Chinese banks may have to raise about 860 billion yuan ($131 billion) of stock over six years to meet stricter capital rules, according to estimates from the industry regulator, a person with knowledge of the matter said.
Lenders are likely to need an additional 1.26 trillion yuan in supplementary capital by the end of 2016, the person said, declining to be named because the calculations aren’t public.

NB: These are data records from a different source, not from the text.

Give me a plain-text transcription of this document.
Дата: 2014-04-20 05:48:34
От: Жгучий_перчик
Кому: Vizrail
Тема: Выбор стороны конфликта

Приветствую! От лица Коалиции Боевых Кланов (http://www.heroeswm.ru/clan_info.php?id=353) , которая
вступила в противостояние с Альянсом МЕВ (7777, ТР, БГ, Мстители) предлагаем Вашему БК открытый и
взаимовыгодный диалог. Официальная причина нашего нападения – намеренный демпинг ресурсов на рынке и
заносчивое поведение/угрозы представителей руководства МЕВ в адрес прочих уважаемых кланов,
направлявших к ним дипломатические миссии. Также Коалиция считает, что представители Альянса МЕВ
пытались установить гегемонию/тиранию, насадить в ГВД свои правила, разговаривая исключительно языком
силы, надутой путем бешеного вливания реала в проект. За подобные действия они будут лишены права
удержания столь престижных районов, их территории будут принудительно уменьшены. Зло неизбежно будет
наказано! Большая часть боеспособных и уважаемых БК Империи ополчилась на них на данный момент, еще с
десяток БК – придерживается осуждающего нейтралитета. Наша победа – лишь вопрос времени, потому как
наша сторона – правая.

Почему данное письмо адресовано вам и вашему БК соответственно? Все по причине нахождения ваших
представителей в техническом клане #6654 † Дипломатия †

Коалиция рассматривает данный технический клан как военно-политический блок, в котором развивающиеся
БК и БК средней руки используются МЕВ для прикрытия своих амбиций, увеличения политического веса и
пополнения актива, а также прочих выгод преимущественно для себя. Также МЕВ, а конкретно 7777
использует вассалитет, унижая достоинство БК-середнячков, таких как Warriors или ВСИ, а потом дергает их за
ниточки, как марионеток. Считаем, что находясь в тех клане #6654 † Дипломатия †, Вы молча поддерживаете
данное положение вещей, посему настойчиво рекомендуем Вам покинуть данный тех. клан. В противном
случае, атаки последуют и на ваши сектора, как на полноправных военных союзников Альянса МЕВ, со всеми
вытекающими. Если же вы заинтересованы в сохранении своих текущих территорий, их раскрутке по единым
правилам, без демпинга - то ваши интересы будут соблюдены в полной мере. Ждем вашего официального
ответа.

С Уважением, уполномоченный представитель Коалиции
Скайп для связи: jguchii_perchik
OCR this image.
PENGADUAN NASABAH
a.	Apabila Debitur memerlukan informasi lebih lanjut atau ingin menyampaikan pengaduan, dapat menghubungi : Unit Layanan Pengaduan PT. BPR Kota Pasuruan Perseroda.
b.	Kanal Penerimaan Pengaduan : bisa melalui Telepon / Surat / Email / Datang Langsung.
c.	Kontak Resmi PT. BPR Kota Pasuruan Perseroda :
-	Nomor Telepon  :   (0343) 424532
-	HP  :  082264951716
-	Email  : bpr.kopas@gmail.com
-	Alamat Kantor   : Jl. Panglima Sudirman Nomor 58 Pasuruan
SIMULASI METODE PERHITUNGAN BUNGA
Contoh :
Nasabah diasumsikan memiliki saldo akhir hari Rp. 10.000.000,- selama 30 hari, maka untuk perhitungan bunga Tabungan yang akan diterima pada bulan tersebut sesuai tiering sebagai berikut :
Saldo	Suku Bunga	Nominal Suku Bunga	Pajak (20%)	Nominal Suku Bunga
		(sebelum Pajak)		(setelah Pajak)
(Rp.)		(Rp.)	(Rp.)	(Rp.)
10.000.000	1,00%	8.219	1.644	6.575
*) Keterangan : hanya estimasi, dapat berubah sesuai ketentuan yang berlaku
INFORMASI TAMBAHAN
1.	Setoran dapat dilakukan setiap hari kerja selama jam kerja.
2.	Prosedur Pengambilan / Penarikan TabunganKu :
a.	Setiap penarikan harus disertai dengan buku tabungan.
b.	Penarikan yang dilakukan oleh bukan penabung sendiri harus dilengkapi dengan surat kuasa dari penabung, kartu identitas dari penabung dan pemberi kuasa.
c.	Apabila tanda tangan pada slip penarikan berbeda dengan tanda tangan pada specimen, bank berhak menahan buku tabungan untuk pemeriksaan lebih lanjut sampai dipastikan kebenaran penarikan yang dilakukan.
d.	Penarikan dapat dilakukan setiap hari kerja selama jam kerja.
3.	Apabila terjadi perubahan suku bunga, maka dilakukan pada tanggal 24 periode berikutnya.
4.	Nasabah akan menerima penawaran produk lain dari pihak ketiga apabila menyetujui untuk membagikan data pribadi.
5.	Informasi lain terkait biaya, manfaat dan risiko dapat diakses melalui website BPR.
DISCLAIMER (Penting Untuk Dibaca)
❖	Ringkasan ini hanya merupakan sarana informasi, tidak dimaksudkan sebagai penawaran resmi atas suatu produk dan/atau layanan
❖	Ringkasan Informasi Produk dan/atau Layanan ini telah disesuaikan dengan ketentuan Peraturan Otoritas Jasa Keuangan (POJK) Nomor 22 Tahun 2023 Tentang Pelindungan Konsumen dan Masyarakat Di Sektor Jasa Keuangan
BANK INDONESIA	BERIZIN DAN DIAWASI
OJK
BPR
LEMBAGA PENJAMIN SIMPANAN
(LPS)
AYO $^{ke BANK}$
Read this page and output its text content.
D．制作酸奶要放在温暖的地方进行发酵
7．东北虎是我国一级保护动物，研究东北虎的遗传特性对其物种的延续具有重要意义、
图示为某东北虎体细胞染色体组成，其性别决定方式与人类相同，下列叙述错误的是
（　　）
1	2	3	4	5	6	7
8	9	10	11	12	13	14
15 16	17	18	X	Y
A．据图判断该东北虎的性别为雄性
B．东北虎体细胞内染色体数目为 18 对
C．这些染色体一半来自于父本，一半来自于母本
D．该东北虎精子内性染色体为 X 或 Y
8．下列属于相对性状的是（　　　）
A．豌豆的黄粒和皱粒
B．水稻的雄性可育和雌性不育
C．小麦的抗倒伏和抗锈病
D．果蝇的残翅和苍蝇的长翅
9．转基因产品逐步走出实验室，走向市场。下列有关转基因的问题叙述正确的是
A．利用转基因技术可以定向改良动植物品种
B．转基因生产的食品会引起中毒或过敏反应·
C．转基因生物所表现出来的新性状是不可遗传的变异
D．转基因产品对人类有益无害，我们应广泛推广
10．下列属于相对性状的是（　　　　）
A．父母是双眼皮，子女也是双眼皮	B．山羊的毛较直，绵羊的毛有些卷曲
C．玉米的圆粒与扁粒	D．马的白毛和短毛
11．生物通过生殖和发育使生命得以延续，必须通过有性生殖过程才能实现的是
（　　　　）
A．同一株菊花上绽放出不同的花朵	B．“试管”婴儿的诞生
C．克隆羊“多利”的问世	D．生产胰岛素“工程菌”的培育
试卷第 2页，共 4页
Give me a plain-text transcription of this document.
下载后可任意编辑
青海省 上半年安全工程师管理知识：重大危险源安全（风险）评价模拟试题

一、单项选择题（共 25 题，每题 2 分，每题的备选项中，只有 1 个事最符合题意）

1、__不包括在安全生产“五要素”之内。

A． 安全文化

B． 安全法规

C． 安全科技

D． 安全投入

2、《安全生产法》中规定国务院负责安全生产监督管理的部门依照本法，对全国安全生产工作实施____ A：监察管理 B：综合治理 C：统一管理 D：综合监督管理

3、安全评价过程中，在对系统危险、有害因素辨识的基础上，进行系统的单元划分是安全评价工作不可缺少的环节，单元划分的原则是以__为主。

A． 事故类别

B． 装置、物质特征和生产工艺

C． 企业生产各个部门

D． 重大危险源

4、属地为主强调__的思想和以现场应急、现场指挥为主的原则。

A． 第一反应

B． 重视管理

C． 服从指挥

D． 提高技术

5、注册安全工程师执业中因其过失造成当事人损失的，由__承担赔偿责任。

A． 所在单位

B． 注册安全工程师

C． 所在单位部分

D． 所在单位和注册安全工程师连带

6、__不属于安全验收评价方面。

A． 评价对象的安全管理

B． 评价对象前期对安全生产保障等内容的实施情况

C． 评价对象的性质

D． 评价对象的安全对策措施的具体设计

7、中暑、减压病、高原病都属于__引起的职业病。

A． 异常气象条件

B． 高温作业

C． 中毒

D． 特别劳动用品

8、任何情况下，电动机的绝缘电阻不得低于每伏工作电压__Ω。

The estimates, compiled in January, assume economic growth of 8 percent a year and 15 percent credit expansion, the person said.
“Capital erosion is a long-term issue facing Chinese banks because they don’t really have the motivation to reduce reliance on loan expansion,” said Wen Chunling, a Beijing-based analyst at Fitch. “The focus of China’s rules is to ensure that banks arm themselves with abundant capital to be well-prepared for a crisis, so that the cost of any government bailout would be minimized.”
China’s banking regulator has drafted rules forcing banks to have Tier 1 capital ratios of at least 8.5 percent by the end of 2016, a person with knowledge of the matter said in January. The nation’s lenders had an average Tier 1 ratio of 10.1 percent at the end of last year, according to the watchdog.
That’s below the average 12.3 percent among the world’s 100 largest banks by market value, according to data compiled by Bloomberg.